The number of deaths from 35,000 natural calamities since 1900, including earthquakes, volcanoes and bushfires, is above eight million. The final death toll, including deaths due to long-term effects such as drought or famine, is likely to be much higher.
The database was compiled by a team from the Karlsruhe Institute of Technology in Germany, who collated information from online archives, books, news reports and publications in over 90 languages. It took more than a decade to complete.
The findings were presented to the European Geosciences Union meeting in Vienna.
"Over the last 100+ years, the economic losses via natural disasters, in absolute terms, have increased," said risk engineer and geophysicist Dr James Daniell. "Less developed nations are often more vulnerable towards catastrophes — that means relative to population and capital — more deaths and higher economic losses are expected post-event."

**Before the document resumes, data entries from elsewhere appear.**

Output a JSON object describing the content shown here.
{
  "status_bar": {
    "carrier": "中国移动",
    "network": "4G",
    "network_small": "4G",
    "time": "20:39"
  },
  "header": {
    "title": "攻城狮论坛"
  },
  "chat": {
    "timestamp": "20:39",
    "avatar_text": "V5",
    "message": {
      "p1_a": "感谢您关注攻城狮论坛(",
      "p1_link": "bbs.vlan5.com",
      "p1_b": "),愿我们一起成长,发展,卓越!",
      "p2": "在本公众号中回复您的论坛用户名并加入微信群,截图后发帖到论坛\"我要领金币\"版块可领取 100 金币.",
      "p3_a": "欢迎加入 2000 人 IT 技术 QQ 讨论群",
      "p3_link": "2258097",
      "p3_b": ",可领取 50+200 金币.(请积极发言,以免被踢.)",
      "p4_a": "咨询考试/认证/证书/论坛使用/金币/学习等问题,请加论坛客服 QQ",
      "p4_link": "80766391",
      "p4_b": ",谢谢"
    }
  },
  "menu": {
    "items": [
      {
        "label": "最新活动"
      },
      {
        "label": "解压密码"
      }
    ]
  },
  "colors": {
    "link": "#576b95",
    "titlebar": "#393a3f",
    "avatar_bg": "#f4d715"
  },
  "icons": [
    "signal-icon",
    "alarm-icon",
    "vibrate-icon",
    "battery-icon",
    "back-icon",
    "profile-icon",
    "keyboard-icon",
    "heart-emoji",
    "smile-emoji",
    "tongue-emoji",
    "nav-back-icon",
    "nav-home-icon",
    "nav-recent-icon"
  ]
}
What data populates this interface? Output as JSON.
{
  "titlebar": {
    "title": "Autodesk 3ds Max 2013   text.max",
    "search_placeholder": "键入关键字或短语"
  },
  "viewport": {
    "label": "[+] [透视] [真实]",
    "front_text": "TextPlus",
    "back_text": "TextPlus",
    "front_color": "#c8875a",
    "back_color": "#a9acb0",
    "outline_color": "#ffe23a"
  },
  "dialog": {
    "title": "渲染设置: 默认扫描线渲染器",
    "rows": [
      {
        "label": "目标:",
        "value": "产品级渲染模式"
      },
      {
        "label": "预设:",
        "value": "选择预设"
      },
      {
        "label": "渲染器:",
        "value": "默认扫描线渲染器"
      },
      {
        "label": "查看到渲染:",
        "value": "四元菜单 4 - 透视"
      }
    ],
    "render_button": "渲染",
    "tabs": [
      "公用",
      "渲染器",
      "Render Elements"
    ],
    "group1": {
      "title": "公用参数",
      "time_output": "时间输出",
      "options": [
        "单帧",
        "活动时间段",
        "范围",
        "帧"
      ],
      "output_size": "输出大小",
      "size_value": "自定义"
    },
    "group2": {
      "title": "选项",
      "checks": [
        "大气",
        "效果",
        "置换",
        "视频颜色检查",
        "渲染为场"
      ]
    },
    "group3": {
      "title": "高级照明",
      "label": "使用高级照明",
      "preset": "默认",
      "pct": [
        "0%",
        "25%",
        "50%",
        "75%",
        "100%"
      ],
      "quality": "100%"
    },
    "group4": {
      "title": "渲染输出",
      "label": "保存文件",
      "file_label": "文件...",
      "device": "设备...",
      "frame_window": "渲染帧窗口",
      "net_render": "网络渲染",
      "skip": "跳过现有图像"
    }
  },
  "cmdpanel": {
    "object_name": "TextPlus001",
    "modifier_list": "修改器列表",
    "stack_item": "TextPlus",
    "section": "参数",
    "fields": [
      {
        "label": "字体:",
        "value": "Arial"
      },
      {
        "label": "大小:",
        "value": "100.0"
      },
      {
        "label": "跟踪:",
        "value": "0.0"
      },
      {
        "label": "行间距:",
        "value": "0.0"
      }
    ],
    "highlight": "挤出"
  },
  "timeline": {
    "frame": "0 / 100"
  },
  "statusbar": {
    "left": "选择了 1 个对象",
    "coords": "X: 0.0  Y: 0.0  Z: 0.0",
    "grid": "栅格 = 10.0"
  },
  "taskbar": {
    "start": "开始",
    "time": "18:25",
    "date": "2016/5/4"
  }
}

Floods have been responsible for the highest percentage of economic losses between 1900 and 2015, while storms have accounted for the most damage since 1960. Earthquakes have accounted for 26% of the total losses, droughts 12%, wildfire 2% and volcanoes 1%.
Dr Daniell believes collating and quantifying information on historic natural disasters is crucial to modelling future risks. His study showed that countries are by and large less vulnerable to natural calamities now than they were in the past, with improvements in flood protection the most prominent change in the past century.
"It is often impossible to get one exact value for a disaster event, as economic losses are often difficult to quantify, and death tolls are often overestimated or underestimated," Dr Daniell observed.
The number of deaths from natural disasters has remained virtually constant at 50,000 per year. However, relative to the fast-growing population of the world as a whole, death tolls have gone down significantly over the last 115 years.
"Over the entire time period, half of people died due to flood. However, with better planning, warnings and preventive measures, the death rate due to floods is significantly decreasing," Dr Daniell stated. "Since 1960, earthquakes have caused the highest death percentage with around 40% of disaster deaths."
The deadliest natural disaster in recorded history is the Great Floods of 1931 in China, with a mean estimate of 2.5 million deaths.